Filtering array fields¶
When filtering array/list fields (int[], long[], float[], double[]), the range filter matches if any element in the array satisfies the condition:
{
"query": { "match_all": {}},
"filters": {
"include": {
"range": {
"ratings": { "gte": 4 }
}
}
}
}
This query matches documents where any rating in the ratings array is >= 4. For example, a document with "ratings": [2, 3, 5, 1] would match because one element (5) satisfies the condition.

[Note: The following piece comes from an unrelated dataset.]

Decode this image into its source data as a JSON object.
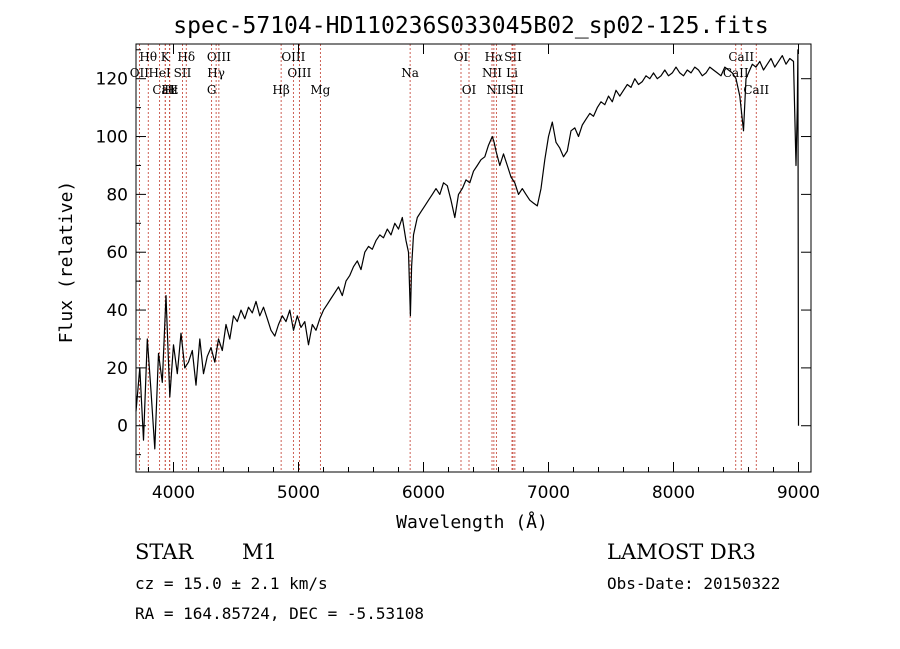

You can also combine multiple range conditions on array fields:
{
"query": { "match_all": {}},
"filters": {
"include": {
"and": [
{ "range": { "sizes": { "gte": 7.0 }}},
{ "range": { "sizes": { "lte": 10.0 }}}
]
}
}
}
Boolean filters¶
You can combine multiple basic range and term filters together into a more complicated boolean expression using and, or and not filter types from the boolean family. Each of these filter types takes a list of other filters as an argument:
{
"query": {"match_all": {}},
"filters": {
"include": {
"and": [ "<filter 1>", "<filter 2>", "..." ]
}
}
}
For example, to match documents with multiple field values at once, you can define the following query:
{
"query": { "match_all": {}},
"filters": {
"include": {
"or": [
{ "term": { "color": "red" }},
{ "term": { "color": "green"}}
]
}
}
}
Nesting of boolean filters is also possible:
{
"query": { "match_all": {}},
"filters": {
"include": {
"and": [
{"range": { "price": {"gte": 100}}},
{
"or": [
{"term": {"color": "red"}},
{"term": {"color": "green"}}
]
}
]
}
}
}
Geolocation filters¶
With a geopoint datatype, you can filter by a geo_distance and geo_box predicates.
Distance filters¶
With a distance query, you can include/exclude documents being within a distance from a point. Query example:
{
"query": { "match_all": {}},
"filters": {
"include": {
"geo_distance": {
"field": "<field_name>",
"lat": 1.0,
"lon": 2.0,
"distance": "1 km"
}
}
}
}
Following distance units are supported:
- Millimeters:
mm,millimeters,millimeter - Centimeters:
cm,centimeters,centimeter - Meters:
m,meter,meters - Kilometers:
km,kilometer,kilometers - Inches:
in,inch,inches - Feet:
ft,foot,feet - Yards:
yd,yard,yards - Miles:
mi,mile,miles
Bounding box filters¶
With a bounding box query, you can include documents laying within a specific rectangle.
{
"query": { "match_all": {}},
"filters": {
"include": {
"geo_box": {
"field": "<field_name>",
"top_left": {"lat": 1.0, "lon": 2.0},
"bottom_right": {"lat": 3.0, "lon": 4.0}
}
}
}
}
Filters and lexical/semantic search¶
Nixiesearch relies on Lucene logic to handle filter execution:
- for lexical search include/exclude filters are fused together into a single Lucene query, doing filtering and ranking in a single pass.
- for semantic search filter behavior is selected at run-time based on filter coverage estimation.
Narrow filters (e.g. selecting only small amount of documents) are defined as pre-filters and executed before the query. Wide filters (e.g. selecting a lot of documents) are executed as post-filters after the main search query. This adaptive behavior is made for performance reasons.